George Paterson
- Birth name: George Quintin Paterson
- Date of birth: 5 March 1855
- Place of birth: Bangalore, India
- Date of death: c. 1 March 1934 (aged 78)
- Place of death: Hoboken, New Jersey, United States

Rugby union career
- Position(s): Fly half

Amateur team(s)
- Years: Team / Apps / (Points)
- Warriston /  / ()
- –: Edinburgh Academicals /  / ()

Provincial / State sides
- Years: Team / Apps / (Points)
- 1874: Edinburgh District /  / ()
- 1876: East of Scotland District /  / ()
- 1878: Blues Trial /  / ()

International career
- Years: Team / Apps / (Points)
- 1876: Scotland / 1 / (0)

= George Paterson (rugby union) =

Scotland international rugby union player

George Paterson (5 March 1855 – March 1934) was a Scotland international rugby union player.

==Rugby Union career==

===Amateur career===

Paterson started at Warriston.

He was notable for his weight; he weighed under 9 stone - and is the lightest person to have played rugby union for Scotland.

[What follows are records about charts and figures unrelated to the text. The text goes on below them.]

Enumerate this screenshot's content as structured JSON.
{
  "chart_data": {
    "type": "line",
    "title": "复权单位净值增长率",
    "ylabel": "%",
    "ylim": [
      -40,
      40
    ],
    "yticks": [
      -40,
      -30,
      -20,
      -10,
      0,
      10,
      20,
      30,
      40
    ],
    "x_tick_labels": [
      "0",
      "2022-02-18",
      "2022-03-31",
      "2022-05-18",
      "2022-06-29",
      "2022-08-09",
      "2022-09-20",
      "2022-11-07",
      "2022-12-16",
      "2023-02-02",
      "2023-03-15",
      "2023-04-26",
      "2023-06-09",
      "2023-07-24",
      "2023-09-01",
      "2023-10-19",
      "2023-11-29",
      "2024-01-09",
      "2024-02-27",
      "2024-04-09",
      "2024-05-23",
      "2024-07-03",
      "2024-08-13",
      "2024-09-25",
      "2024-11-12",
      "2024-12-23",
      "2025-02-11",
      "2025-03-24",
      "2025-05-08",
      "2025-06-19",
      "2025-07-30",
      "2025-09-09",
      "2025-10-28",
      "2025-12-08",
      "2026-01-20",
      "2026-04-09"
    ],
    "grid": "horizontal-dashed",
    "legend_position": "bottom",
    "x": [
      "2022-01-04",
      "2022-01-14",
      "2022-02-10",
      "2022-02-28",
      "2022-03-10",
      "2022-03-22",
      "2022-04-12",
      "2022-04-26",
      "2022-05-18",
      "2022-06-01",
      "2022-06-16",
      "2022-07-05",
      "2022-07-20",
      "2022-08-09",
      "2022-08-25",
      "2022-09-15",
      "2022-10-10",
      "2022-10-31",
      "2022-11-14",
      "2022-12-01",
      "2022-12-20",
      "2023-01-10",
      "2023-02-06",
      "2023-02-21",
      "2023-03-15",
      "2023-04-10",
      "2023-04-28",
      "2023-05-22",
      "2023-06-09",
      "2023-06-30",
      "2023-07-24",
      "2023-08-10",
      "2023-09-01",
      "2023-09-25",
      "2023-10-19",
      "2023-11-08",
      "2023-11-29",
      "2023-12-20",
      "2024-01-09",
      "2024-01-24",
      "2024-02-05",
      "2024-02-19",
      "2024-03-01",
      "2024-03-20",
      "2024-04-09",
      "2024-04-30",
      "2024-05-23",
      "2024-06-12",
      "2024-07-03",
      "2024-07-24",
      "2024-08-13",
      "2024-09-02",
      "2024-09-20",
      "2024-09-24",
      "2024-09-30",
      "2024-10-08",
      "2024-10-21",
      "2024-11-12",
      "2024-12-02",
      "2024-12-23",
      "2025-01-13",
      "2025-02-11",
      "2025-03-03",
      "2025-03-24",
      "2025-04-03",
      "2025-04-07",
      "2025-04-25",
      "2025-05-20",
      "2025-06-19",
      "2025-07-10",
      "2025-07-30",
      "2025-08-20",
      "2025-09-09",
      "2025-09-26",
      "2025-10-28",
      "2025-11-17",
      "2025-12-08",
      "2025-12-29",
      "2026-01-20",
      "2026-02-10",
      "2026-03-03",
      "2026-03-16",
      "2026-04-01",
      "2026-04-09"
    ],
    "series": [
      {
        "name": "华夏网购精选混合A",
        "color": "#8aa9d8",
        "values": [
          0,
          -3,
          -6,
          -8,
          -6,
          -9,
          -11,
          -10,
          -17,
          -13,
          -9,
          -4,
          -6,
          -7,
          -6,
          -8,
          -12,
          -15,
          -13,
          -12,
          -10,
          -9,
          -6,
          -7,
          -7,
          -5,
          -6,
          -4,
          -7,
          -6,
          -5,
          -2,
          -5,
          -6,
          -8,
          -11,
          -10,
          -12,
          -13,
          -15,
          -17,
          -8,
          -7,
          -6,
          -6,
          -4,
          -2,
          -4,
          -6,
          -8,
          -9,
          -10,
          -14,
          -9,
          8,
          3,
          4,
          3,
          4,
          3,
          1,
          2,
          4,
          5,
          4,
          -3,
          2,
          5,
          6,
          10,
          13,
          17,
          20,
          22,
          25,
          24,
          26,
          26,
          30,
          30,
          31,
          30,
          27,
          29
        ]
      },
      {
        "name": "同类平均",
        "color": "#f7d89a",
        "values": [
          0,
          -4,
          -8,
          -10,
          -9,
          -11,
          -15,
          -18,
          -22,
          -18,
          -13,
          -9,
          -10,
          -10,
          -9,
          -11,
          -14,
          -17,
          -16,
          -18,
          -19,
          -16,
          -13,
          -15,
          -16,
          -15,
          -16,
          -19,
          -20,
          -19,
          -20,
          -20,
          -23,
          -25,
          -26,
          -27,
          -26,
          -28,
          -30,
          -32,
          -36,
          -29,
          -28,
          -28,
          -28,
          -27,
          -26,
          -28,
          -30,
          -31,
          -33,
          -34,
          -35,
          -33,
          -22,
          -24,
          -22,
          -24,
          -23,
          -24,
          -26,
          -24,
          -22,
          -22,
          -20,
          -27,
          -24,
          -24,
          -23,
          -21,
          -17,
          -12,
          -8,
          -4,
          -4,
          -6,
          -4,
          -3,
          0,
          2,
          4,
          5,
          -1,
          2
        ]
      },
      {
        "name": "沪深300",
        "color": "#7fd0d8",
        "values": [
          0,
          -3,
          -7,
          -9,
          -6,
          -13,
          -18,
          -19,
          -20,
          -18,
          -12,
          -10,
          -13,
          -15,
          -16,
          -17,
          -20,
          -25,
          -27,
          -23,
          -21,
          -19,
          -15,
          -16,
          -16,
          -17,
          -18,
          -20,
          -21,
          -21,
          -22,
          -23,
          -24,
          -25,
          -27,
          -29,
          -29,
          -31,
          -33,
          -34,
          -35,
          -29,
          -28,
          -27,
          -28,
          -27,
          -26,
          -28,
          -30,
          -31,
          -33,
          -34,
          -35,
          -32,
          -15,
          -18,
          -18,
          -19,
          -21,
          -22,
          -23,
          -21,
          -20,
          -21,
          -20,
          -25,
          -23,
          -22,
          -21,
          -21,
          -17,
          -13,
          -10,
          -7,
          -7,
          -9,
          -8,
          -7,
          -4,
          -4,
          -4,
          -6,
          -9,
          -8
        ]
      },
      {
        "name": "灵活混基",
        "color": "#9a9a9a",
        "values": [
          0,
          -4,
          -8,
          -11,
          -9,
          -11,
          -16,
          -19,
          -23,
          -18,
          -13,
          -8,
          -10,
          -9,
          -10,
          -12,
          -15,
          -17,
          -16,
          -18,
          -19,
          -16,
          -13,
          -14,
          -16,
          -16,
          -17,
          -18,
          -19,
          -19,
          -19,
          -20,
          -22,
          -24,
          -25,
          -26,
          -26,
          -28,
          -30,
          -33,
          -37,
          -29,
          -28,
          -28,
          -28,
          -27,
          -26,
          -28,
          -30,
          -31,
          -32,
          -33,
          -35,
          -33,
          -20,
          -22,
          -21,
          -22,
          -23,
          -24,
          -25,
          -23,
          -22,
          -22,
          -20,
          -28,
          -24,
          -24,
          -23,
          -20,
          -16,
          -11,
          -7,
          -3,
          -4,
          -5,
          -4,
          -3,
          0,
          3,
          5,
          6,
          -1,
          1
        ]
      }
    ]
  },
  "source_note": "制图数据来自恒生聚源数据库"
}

Paterson later played for Edinburgh Academicals

Paterson was a mainstay in the Accies team that won the Scottish Unofficial Championship in 1878.

He retired from rugby union in 1879.

===Provincial career===

He played for Edinburgh District. He first played for the district in 1874 when still with Warriston.

He played for East of Scotland District.

He played for Blues Trial in their match against Whites Trial in 1878, scoring a try in the match.

===International career===

Paterson was capped by Scotland for one match, in 1876. It is said that his lack of weight hindered his international selection.

==Family==

Paterson was born in Banaglore, India to parents Dr. Colin Archibald Paterson and Harriet Annette Ross. He was one of four children, all born in India. He married Louisa Augusta Stewart of Mount Carmel in Jamaica; and they had a daughter Louisa Angela Stewart Paterson who was born in Falmouth in Jamaica. His wife Louisa Augusta Stewart died in 1890; and Paterson moved to the United States. He married again in 1896 to Louise Sherwood. Paterson died in March 1934 and is buried in the Holy Cross Cemetery in North Arlington, New Jersey.